Twelve-week-old db/db mice and primary cardiomyocytes from neonatal rats stimulated with HG (30 mmol/L) were separately employed as in vivo and in vitro models. Echocardiography was used to evaluate cardiac function. Flow cytometry and TdT-mediated dUTP-biotin nick end labeling staining were used to assess apoptosis in myocardial cells. Mitochondrial function was assessed by cellular ATP levels and changes in mitochondrial membrane potential. Furthermore, intracellular reactive oxygen species production and superoxide dismutase activity were analyzed. Real-time quantitative PCR was used to analyze Bax and Bcl-2 mRNA expression. Western blot analysis was used to measure the phosphorylation of AMP-activated protein kinase (AMPK) and myosin phosphatase target subunit 1 (MYPT1), as well as the peroxisome proliferator-activated receptor-γ coactivator-1α (PGC-1α) and active caspase-3 protein levels.

RESULTS

In the in vivo experiment, db/db mice developed DCM. However, the treatment of db/db mice with empagliflozin (10 mg/kg/d) for 8 wk substantially enhanced cardiac function and significantly reduced myocardial apoptosis, accompanied by an increase in the phosphorylation of AMPK and PGC-1α protein levels, as well as a decrease in the phosphorylation of MYPT1 in the heart. In the in vitro experiment, the findings indicate that treatment of cardiomyocytes with empagliflozin (10 μM) or fasudil (FA) (a ROCK inhibitor, 100 μM) or overexpression of PGC-1α significantly attenuated HG-induced mitochondrial injury, oxidative stress, and cardiomyocyte apoptosis. However, the above effects were partly reversed by the addition of compound C (CC). In cells exposed to HG, empagliflozin treatment increased the protein levels of p-AMPK and PGC-1α protein while decreasing phosphorylated MYPT1 levels, and these changes were mitigated by the addition of CC. Adding FA and overexpressing PGC-1α in cells exposed to HG substantially increased PGC-1α protein levels. In addition, no sodium-glucose cotransporter (SGLT)2 protein expression was detected in cardiomyocytes.

CONCLUSION

Empagliflozin partially achieves anti-oxidative stress and anti-apoptotic effects on cardiomyocytes under HG conditions by activating AMPK/PGC-1α and suppressing of the RhoA/ROCK pathway independent of SGLT2.
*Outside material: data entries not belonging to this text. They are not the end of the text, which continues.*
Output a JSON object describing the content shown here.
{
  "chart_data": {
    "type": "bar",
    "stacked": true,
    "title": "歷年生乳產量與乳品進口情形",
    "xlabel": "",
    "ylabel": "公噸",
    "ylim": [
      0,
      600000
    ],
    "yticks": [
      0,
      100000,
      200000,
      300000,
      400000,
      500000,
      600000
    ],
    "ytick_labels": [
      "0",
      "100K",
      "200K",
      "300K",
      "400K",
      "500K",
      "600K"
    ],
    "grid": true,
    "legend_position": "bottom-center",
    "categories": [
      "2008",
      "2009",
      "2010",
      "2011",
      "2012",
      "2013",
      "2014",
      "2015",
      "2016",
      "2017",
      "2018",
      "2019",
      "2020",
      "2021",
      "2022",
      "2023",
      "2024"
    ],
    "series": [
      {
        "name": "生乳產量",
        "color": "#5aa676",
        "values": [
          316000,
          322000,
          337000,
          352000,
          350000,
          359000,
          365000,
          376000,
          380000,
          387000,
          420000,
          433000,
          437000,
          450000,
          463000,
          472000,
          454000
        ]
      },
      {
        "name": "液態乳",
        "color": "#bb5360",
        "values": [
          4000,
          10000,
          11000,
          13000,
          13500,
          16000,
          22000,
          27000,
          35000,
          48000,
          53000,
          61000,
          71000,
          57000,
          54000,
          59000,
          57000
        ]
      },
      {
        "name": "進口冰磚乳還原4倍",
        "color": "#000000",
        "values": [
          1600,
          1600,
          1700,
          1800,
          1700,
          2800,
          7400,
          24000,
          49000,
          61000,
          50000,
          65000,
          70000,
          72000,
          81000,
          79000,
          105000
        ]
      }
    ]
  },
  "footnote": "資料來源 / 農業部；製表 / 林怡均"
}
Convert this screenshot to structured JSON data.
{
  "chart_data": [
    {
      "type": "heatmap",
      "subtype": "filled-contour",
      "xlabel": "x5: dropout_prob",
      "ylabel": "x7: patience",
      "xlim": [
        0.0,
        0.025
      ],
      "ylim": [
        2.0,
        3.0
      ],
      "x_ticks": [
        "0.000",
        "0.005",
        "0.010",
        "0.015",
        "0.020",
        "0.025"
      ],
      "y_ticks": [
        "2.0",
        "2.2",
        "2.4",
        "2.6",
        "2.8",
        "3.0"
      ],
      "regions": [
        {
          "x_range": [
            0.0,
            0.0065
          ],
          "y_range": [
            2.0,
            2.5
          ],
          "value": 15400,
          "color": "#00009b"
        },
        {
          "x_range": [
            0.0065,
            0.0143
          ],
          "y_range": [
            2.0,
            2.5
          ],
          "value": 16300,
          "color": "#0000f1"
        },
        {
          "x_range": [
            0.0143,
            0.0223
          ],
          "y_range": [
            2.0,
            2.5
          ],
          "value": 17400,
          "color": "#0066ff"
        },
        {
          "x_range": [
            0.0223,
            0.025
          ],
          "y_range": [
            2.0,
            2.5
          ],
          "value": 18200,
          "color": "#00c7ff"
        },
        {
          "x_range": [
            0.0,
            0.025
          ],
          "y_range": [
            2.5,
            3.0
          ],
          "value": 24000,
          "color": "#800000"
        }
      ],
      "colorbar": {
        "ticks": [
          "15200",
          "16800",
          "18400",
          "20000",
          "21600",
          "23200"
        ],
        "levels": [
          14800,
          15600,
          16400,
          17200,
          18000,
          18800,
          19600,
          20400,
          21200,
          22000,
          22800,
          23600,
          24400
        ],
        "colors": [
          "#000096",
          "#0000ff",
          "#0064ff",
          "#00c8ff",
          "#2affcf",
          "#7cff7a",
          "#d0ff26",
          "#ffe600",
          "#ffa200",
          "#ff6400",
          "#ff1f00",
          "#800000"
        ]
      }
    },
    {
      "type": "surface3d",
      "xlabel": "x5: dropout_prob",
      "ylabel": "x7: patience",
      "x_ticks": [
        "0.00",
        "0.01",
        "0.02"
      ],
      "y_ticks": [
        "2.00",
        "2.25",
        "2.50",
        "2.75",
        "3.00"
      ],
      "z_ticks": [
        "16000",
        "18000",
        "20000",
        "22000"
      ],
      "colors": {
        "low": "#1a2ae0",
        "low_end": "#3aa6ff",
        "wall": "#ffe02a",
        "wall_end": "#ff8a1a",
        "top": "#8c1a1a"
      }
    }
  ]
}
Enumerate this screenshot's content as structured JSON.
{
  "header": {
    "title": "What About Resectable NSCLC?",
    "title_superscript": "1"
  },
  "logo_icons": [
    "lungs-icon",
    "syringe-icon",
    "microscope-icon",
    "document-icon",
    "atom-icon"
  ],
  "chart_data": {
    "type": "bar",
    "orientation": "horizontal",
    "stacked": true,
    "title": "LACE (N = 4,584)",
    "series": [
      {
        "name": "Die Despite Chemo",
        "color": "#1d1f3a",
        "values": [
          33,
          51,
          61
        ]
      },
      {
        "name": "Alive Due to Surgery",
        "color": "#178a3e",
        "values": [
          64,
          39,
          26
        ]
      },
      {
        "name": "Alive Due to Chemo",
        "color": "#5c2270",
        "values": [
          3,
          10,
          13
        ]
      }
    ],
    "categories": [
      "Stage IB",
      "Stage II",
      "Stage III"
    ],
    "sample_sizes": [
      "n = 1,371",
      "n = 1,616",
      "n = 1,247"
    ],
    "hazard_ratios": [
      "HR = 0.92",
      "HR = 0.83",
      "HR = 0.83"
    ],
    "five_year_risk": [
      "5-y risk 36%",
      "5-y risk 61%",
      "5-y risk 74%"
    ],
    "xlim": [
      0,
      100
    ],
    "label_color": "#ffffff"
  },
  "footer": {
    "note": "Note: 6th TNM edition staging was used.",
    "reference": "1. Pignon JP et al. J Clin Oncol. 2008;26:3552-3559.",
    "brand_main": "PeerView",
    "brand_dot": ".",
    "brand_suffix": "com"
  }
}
Keywords: Empagliflozin; Diabetic cardiomyopathy; AMPK; ROCK; Apoptosis; Oxidative stress

Core Tip: We established a diabetic cardiomyopathy model in db/db mice and treated the mice with empagliflozin for 8 wk, and found that empagliflozin observably improved cardiac function in diabetic mice, which was maybe related to activation of AMP-activated protein kinase (AMPK)/peroxisome proliferator-activated receptor-γ coactivator-1α (PGC-1α) and inhibition of the RhoA/ROCK pathway. In order to exclude the effects of metabolic improvement on the heart in vivo, in vitro experiment in high glucose conditions was performed. The results confirmed that the anti-oxidative stress and anti-apoptotic effects of empagliflozin on cardiomyocytes were achieved by activating AMPK/PGC-1α and inhibiting ROCK. Furthermore, the effects were independent of sodium-glucose cotransporter (SGLT)2 inhibition as no SGLT2 expression was detected on cardiomyocytes.